Megan menatap foto itu, hatinya mencelos. Bahkan di tempat terpencil ini, ia tidak aman. Kedua sisi konflik global ini memburunya. Ia sadar, ia tidak lari dari satu masalah, tetapi masuk ke dalam konflik yang lebih besar.
Leo mendekat lagi, tatapannya kini jatuh pada pergelangan tangan Megan. Meskipun Megan mengenakan sweter longgar, goresan bulan sabit yang diingat Vega terlihat samar di pergelangan tangannya. Leo membenarkan identitasnya.
“Kau harus ikut dengan kami, Nona. Tuan Vega menunggu,” ujar Leo, mencoba meraih lengan Megan.
Dalam keputusasaan yang meluap, Megan menemukan kekuatan yang tidak ia ketahui ia miliki. Kekuatan yang muncul karena janin di dalam dirinya. Ia menepis tangan Leo dan berteriak, “Pergi! Aku tidak akan kembali padanya! Dia meninggalkanku! Dia tidak punya hak atas diriku atau anak ini!”
Leo menghela napas sabar, seolah berurusan dengan anak kecil yang merajuk. “Hak atau tidak, itu bukan urusanku, Nona. Tuan Vega telah mengambil keputusan.

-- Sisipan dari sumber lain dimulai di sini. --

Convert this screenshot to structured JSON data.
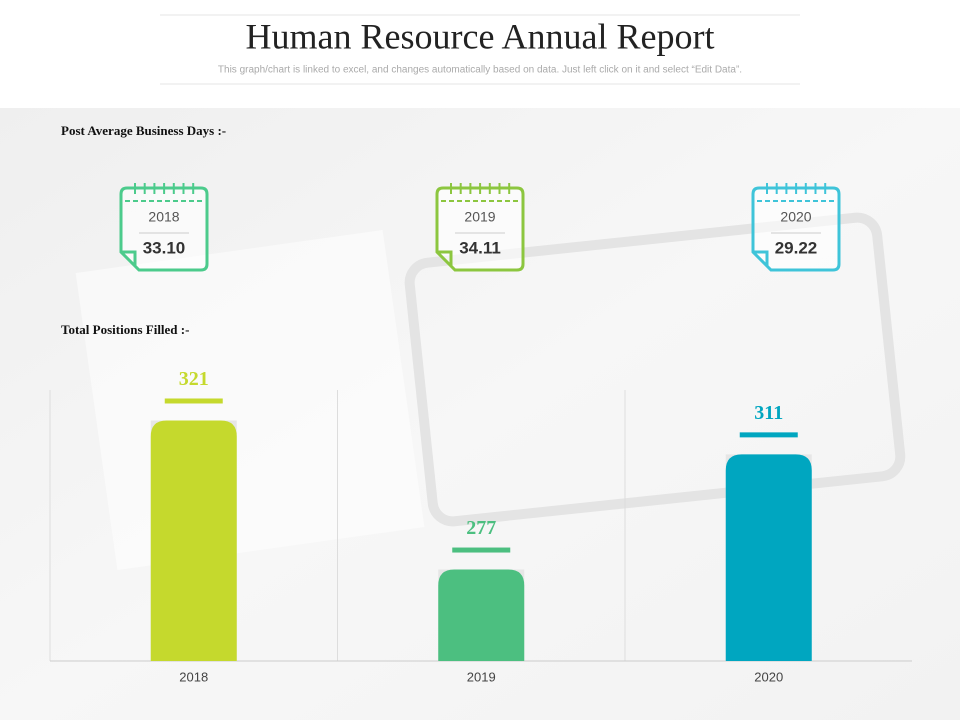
{
  "header": {
    "title": "Human Resource Annual Report",
    "subtitle": "This graph/chart is linked to excel, and changes automatically based on data. Just left click on it and select “Edit Data”."
  },
  "sections": {
    "business_days": "Post Average Business Days :-",
    "positions": "Total Positions Filled :-"
  },
  "calendars": [
    {
      "year": "2018",
      "value": "33.10",
      "color": "#4ccb8c"
    },
    {
      "year": "2019",
      "value": "34.11",
      "color": "#8cc63f"
    },
    {
      "year": "2020",
      "value": "29.22",
      "color": "#3fc4d9"
    }
  ],
  "chart_data": {
    "type": "bar",
    "categories": [
      "2018",
      "2019",
      "2020"
    ],
    "values": [
      321,
      277,
      311
    ],
    "colors": [
      "#c5d92d",
      "#4cbf80",
      "#00a6c0"
    ],
    "ylim": [
      250,
      330
    ]
  }
}
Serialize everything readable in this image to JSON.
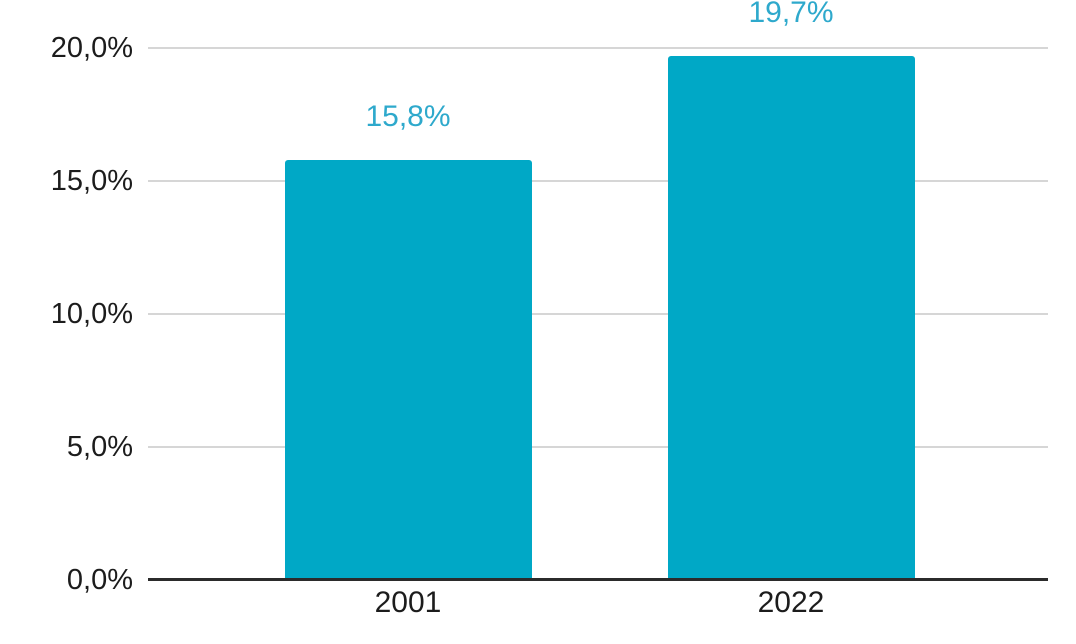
{
  "chart_data": {
    "type": "bar",
    "title": "",
    "xlabel": "",
    "ylabel": "",
    "categories": [
      "2001",
      "2022"
    ],
    "values": [
      15.8,
      19.7
    ],
    "value_labels": [
      "15,8%",
      "19,7%"
    ],
    "y_ticks": [
      {
        "value": 0,
        "label": "0,0%"
      },
      {
        "value": 5,
        "label": "5,0%"
      },
      {
        "value": 10,
        "label": "10,0%"
      },
      {
        "value": 15,
        "label": "15,0%"
      },
      {
        "value": 20,
        "label": "20,0%"
      }
    ],
    "ylim": [
      0,
      21.8
    ],
    "grid": true,
    "legend": "none",
    "colors": {
      "bar": "#00A8C6",
      "value_label": "#2EA9CC",
      "gridline": "#D6D6D6",
      "axis_line": "#2B2B2B",
      "tick_label": "#1C1C1C",
      "background": "#FFFFFF"
    }
  }
}
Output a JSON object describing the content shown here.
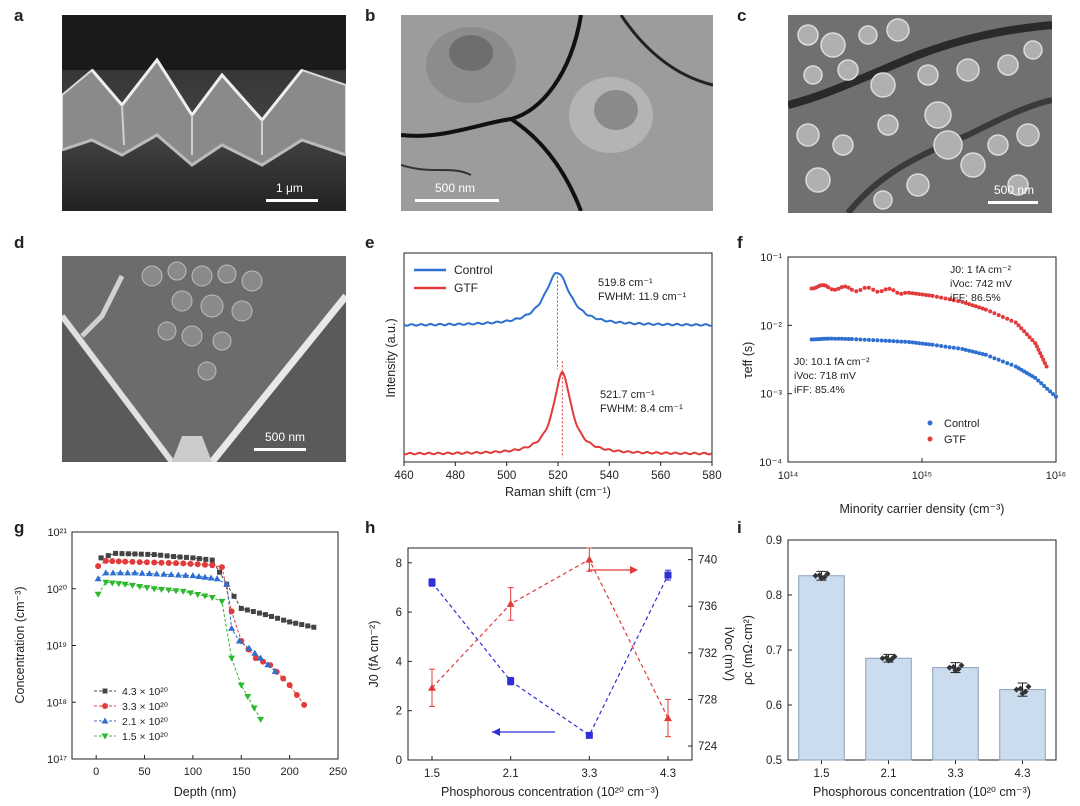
{
  "panels": {
    "a": {
      "label": "a",
      "scale": "1 μm"
    },
    "b": {
      "label": "b",
      "scale": "500 nm"
    },
    "c": {
      "label": "c",
      "scale": "500 nm"
    },
    "d": {
      "label": "d",
      "scale": "500 nm"
    },
    "e": {
      "label": "e"
    },
    "f": {
      "label": "f"
    },
    "g": {
      "label": "g"
    },
    "h": {
      "label": "h"
    },
    "i": {
      "label": "i"
    }
  },
  "colors": {
    "control": "#2f6fd0",
    "gtf": "#e23b3b",
    "bar": "#cbdcef",
    "black": "#222222"
  },
  "chart_data": [
    {
      "panel": "e",
      "type": "line",
      "xlabel": "Raman shift (cm⁻¹)",
      "ylabel": "Intensity (a.u.)",
      "xlim": [
        460,
        580
      ],
      "xticks": [
        "460",
        "480",
        "500",
        "520",
        "540",
        "560",
        "580"
      ],
      "series": [
        {
          "name": "Control",
          "peak": 519.8,
          "fwhm": 11.9,
          "baseline": 0.68,
          "height": 0.28
        },
        {
          "name": "GTF",
          "peak": 521.7,
          "fwhm": 8.4,
          "baseline": 0.0,
          "height": 0.43
        }
      ],
      "legend": [
        "Control",
        "GTF"
      ],
      "annotations": {
        "control_peak": "519.8 cm⁻¹",
        "control_fwhm": "FWHM: 11.9 cm⁻¹",
        "gtf_peak": "521.7 cm⁻¹",
        "gtf_fwhm": "FWHM: 8.4 cm⁻¹"
      }
    },
    {
      "panel": "f",
      "type": "scatter",
      "xlabel": "Minority carrier density (cm⁻³)",
      "ylabel": "τeff (s)",
      "xscale": "log",
      "yscale": "log",
      "xlim": [
        100000000000000.0,
        1e+16
      ],
      "ylim": [
        0.0001,
        0.1
      ],
      "xticks": [
        "10¹⁴",
        "10¹⁵",
        "10¹⁶"
      ],
      "yticks": [
        "10⁻⁴",
        "10⁻³",
        "10⁻²",
        "10⁻¹"
      ],
      "series": [
        {
          "name": "Control",
          "x": [
            150000000000000.0,
            200000000000000.0,
            300000000000000.0,
            500000000000000.0,
            800000000000000.0,
            1200000000000000.0,
            2000000000000000.0,
            3000000000000000.0,
            5000000000000000.0,
            7000000000000000.0,
            1e+16
          ],
          "y": [
            0.0062,
            0.0064,
            0.0063,
            0.006,
            0.0057,
            0.0052,
            0.0045,
            0.0037,
            0.0025,
            0.0017,
            0.0009
          ]
        },
        {
          "name": "GTF",
          "x": [
            150000000000000.0,
            200000000000000.0,
            300000000000000.0,
            500000000000000.0,
            800000000000000.0,
            1200000000000000.0,
            2000000000000000.0,
            3000000000000000.0,
            5000000000000000.0,
            7000000000000000.0,
            8500000000000000.0
          ],
          "y": [
            0.037,
            0.036,
            0.034,
            0.033,
            0.03,
            0.027,
            0.022,
            0.017,
            0.011,
            0.0055,
            0.0025
          ]
        }
      ],
      "legend": [
        "Control",
        "GTF"
      ],
      "annotations": {
        "gtf_j0": "J0: 1 fA cm⁻²",
        "gtf_ivoc": "iVoc: 742 mV",
        "gtf_iff": "iFF: 86.5%",
        "ctl_j0": "J0: 10.1 fA cm⁻²",
        "ctl_ivoc": "iVoc: 718 mV",
        "ctl_iff": "iFF: 85.4%"
      }
    },
    {
      "panel": "g",
      "type": "line",
      "xlabel": "Depth (nm)",
      "ylabel": "Concentration (cm⁻³)",
      "xlim": [
        -25,
        250
      ],
      "ylim_log10": [
        17,
        21
      ],
      "yscale": "log",
      "xticks": [
        "0",
        "50",
        "100",
        "150",
        "200",
        "250"
      ],
      "yticks": [
        "10¹⁷",
        "10¹⁸",
        "10¹⁹",
        "10²⁰",
        "10²¹"
      ],
      "series": [
        {
          "name": "4.3 × 10²⁰",
          "x": [
            5,
            20,
            40,
            60,
            80,
            100,
            120,
            150,
            175,
            200,
            225
          ],
          "y": [
            3.5e+20,
            4.2e+20,
            4.1e+20,
            4e+20,
            3.7e+20,
            3.5e+20,
            3.2e+20,
            4.5e+19,
            3.5e+19,
            2.6e+19,
            2.1e+19
          ]
        },
        {
          "name": "3.3 × 10²⁰",
          "x": [
            2,
            10,
            30,
            60,
            90,
            120,
            130,
            140,
            150,
            165,
            180,
            200,
            215
          ],
          "y": [
            2.5e+20,
            3.1e+20,
            3e+20,
            2.9e+20,
            2.8e+20,
            2.6e+20,
            2.4e+20,
            4e+19,
            1.2e+19,
            6e+18,
            4.5e+18,
            2e+18,
            9e+17
          ]
        },
        {
          "name": "2.1 × 10²⁰",
          "x": [
            2,
            10,
            40,
            70,
            100,
            125,
            135,
            140,
            148,
            158,
            170,
            185
          ],
          "y": [
            1.5e+20,
            1.9e+20,
            1.9e+20,
            1.8e+20,
            1.7e+20,
            1.5e+20,
            1.2e+20,
            2e+19,
            1.2e+19,
            9e+18,
            6e+18,
            3.5e+18
          ]
        },
        {
          "name": "1.5 × 10²⁰",
          "x": [
            2,
            10,
            30,
            60,
            90,
            120,
            130,
            140,
            150,
            170
          ],
          "y": [
            8e+19,
            1.3e+20,
            1.2e+20,
            1e+20,
            9e+19,
            7e+19,
            6e+19,
            6e+18,
            2e+18,
            5e+17
          ]
        }
      ],
      "legend": [
        "4.3 × 10²⁰",
        "3.3 × 10²⁰",
        "2.1 × 10²⁰",
        "1.5 × 10²⁰"
      ]
    },
    {
      "panel": "h",
      "type": "line",
      "xlabel": "Phosphorous concentration (10²⁰ cm⁻³)",
      "ylabel_left": "J0 (fA cm⁻²)",
      "ylabel_right": "iVoc (mV)",
      "categories": [
        "1.5",
        "2.1",
        "3.3",
        "4.3"
      ],
      "ylim_left": [
        0,
        8.6
      ],
      "yticks_left": [
        "0",
        "2",
        "4",
        "6",
        "8"
      ],
      "ylim_right": [
        722.8,
        741
      ],
      "yticks_right": [
        "724",
        "728",
        "732",
        "736",
        "740"
      ],
      "series": [
        {
          "name": "J0",
          "axis": "left",
          "values": [
            7.2,
            3.2,
            1.0,
            7.5
          ],
          "errors": [
            0.15,
            0.15,
            0.08,
            0.2
          ]
        },
        {
          "name": "iVoc",
          "axis": "right",
          "values": [
            729,
            736.2,
            740,
            726.4
          ],
          "errors": [
            1.6,
            1.4,
            1.0,
            1.6
          ]
        }
      ]
    },
    {
      "panel": "i",
      "type": "bar",
      "xlabel": "Phosphorous concentration (10²⁰ cm⁻³)",
      "ylabel": "ρc (mΩ·cm²)",
      "categories": [
        "1.5",
        "2.1",
        "3.3",
        "4.3"
      ],
      "values": [
        0.835,
        0.685,
        0.668,
        0.628
      ],
      "errors": [
        0.008,
        0.007,
        0.009,
        0.012
      ],
      "ylim": [
        0.5,
        0.9
      ],
      "yticks": [
        "0.5",
        "0.6",
        "0.7",
        "0.8",
        "0.9"
      ]
    }
  ]
}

Kau adalah miliknya, dan apa yang menjadi miliknya tidak pernah diserahkan kepada orang lain, apalagi kepada Rommy.”
Tiba-tiba, dari kegelapan di luar rumah, terdengar suara tembakan tunggal yang tajam. Bukan dari tim Vega, yang hanya menggunakan gas bius. Tembakan itu menembus jendela kamar tidur dan mengenai dinding di sebelah kepala Leo.
“Sialan! Ada tim ketiga!” seru Leo, menarik Megan secara paksa ke lantai, tubuh besarnya melindungi Megan dari kemungkinan tembakan kedua. “Zeno, kita diserang! Ada penembak jitu!”
Megan terengah-engah, tubuhnya yang berat tertekan ke lantai kayu yang dingin. Ia merasakan ketakutan Leo, ketakutan yang hanya dimiliki oleh orang-orang yang tahu bahwa mereka sedang menghadapi bahaya yang setara atau lebih besar dari diri mereka sendiri.
“Siapa yang menembak?” tanya Megan, suaranya kini tidak lagi takut, tetapi penuh kebingungan.
Leo menarik Megan lebih dekat, napasnya terdengar cepat. “Tidak peduli siapa. Mereka tidak akan mendapatkanmu. Kau adalah harta karun Vega Xylos yang paling berharga.”
Di Zurich, Vega mendengarkan kekacauan itu. Suara tembakan. “Zeno, siapa yang berani ikut campur?”
“Tuan, itu adalah tembakan penembak jitu profesional. Bukan Rommy. Rommy tidak menggunakan kekerasan di Indonesia. Ini adalah pesan, sebuah peringatan,” analisis Zeno.
“Peringatan dari siapa?” Vega mencengkeram tepi mejanya, amarahnya meledak tak terkendali. Ia telah mengalahkan Rommy, hanya untuk mendapati targetnya diserang oleh pihak ketiga yang tak dikenal.
Di lantai peternakan yang kotor, Leo mendesak Megan. “Kita harus keluar. Sekarang, atau kita mati di sini.”
Megan, didorong oleh naluri keibuannya, akhirnya menyerah pada ancaman yang paling nyata. Ia mengangguk. Leo segera menggendong Megan yang hamil besar di punggungnya, berlari cepat menuju pintu yang sudah rusak, meninggalkan peternakan yang tenang itu dalam bayangan konflik global yang baru saja pecah.
Saat Leo membawa Megan keluar, sebuah bayangan hitam melintas di kegelapan. Itu adalah helikopter tanpa identitas, terbang rendah, mengikuti jejak mereka. Tim Vega berhasil merebut Megan, tetapi kini mereka harus bertarung di udara. Pertarungan untuk merebut Megan dan pewaris Xylos baru saja beralih ke level yang lebih mematikan.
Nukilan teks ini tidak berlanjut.